Sen. Doug Okuniewicz, R-Hayden, pitched Senate Joint Resolution 101. The resolution comes after a similar policy Idaho legislators passed in 2021, Senate Bill 1110, was struck down as unconstitutional by the Idaho Supreme Court. That law would have increased the number of legislative districts needed to qualify an initiative to all 35 districts, rather than 18 districts as currently required.
Okuniewicz said the court determined the Legislature can’t make this kind of change to the initiative requirements, but the people can.
“In 2021, the Legislature overwhelmingly decided that this was a good idea,” Okuniewicz said. “All we’re doing today is voting to let the people decide whether they agree.”
If the resolution also passes the House, the ballot question would ask voters in November to amend the constitution to require signatures from 6% of registered voters in all 35 legislative districts.
The only initiative in recent years to make it on the ballot and pass into law was Medicaid Expansion in 2018. The advocacy group Reclaim Idaho also collected enough signatures in 2022 to get an education funding initiative on the ballot, but removed it after the Legislature appropriated $330 million in public school funding during its September special session.
The Senate debated the resolution for about 45 minutes.
“I like the idea that we are allowing the citizens of Idaho to make this choice,” said Doug Ricks, R-Rexburg.
Sen. Melissa Wintrow, D-Boise, criticized the resolution, saying if it passes, one county would have veto power over whether an initiative makes it on the ballot. She focused on the Idaho Supreme Court’s ruling that the people’s right to legislate through the initiative process is a fundamental right.
“I believe as senators we have the duty to protect fundamental rights, to safeguard them for the people,” Wintrow said. “By placing this question on the ballot so people can decide, I believe, is a dereliction of our duty to protect because of the risk involved.”
Sen. Tammy Nichols, R-Middleton, supported the resolution because she believes initiatives should require signatures from all 35 districts.
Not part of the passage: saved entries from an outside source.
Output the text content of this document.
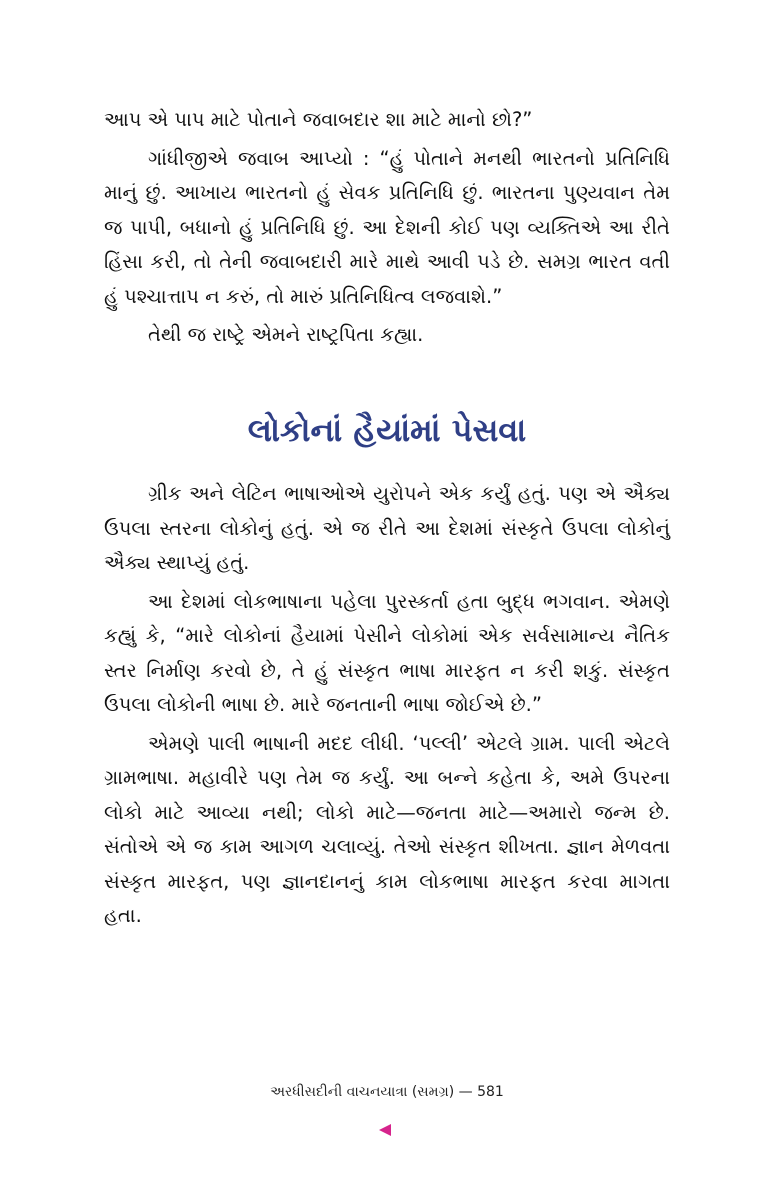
આપ એ પાપ માટે પોતાને જવાબદાર શા માટે માનો છો?”

ગાંધીજીએ જવાબ આપ્યો : “હું પોતાને મનથી ભારતનો પ્રતિનિધિ માનું છું. આખાય ભારતનો હું સેવક પ્રતિનિધિ છું. ભારતના પુણ્યવાન તેમ જ પાપી, બધાનો હું પ્રતિનિધિ છું. આ દેશની કોઈ પણ વ્યક્તિએ આ રીતે હિંસા કરી, તો તેની જવાબદારી મારે માથે આવી પડે છે. સમગ્ર ભારત વતી હું પશ્ચાત્તાપ ન કરું, તો મારું પ્રતિનિધિત્વ લજવાશે.”

તેથી જ રાષ્ટ્રે એમને રાષ્ટ્રપિતા કહ્યા.

લોકોનાં હૈયાંમાં પેસવા

ગ્રીક અને લેટિન ભાષાઓએ યુરોપને એક કર્યું હતું. પણ એ ઐક્ય ઉપલા સ્તરના લોકોનું હતું. એ જ રીતે આ દેશમાં સંસ્કૃતે ઉપલા લોકોનું ઐક્ય સ્થાપ્યું હતું.

આ દેશમાં લોકભાષાના પહેલા પુરસ્કર્તા હતા બુદ્ધ ભગવાન. એમણે કહ્યું કે, “મારે લોકોનાં હૈયામાં પેસીને લોકોમાં એક સર્વસામાન્ય નૈતિક સ્તર નિર્માણ કરવો છે, તે હું સંસ્કૃત ભાષા મારફત ન કરી શકું. સંસ્કૃત ઉપલા લોકોની ભાષા છે. મારે જનતાની ભાષા જોઈએ છે.”

એમણે પાલી ભાષાની મદદ લીધી. ‘પલ્લી’ એટલે ગ્રામ. પાલી એટલે ગ્રામભાષા. મહાવીરે પણ તેમ જ કર્યું. આ બન્ને કહેતા કે, અમે ઉપરના લોકો માટે આવ્યા નથી; લોકો માટે—જનતા માટે—અમારો જન્મ છે. સંતોએ એ જ કામ આગળ ચલાવ્યું. તેઓ સંસ્કૃત શીખતા. જ્ઞાન મેળવતા સંસ્કૃત મારફત, પણ જ્ઞાનદાનનું કામ લોકભાષા મારફત કરવા માગતા હતા.

અરધીસદીની વાચનયાત્રા (સમગ્ર) — 581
“Our most rural districts are left out of the process and don’t have that seat at the table,” Nichols said.
With Schroeder’s “no” vote, he noted that a constitutional amendment requires two-thirds majority vote from each chamber to reach the ballot, while the resolution would require support for an initiative from all 35 districts.
“I just find it curious that, for something as serious as amending the constitution, it only requires the acquiescence of 24 of 35 legislative districts in this body. And yet for something as in this legislation’s constitutional amendment, we’d require all 35,” said Schroeder.
Reclaim Idaho co-founder Luke Mayville issued the following statement following the resolution’s passage:
“This bill is an attack on the rights of every Idaho citizen,” wrote Mayville. “Under this proposal, citizens who want to place a referendum on the ballot would have to collect signatures from 6% of voters in all 35 of Idaho’s districts in just 60 days. That’s impossible. Requiring citizens to clear such a high threshold is nothing other than an attempt to silence Idaho voters.”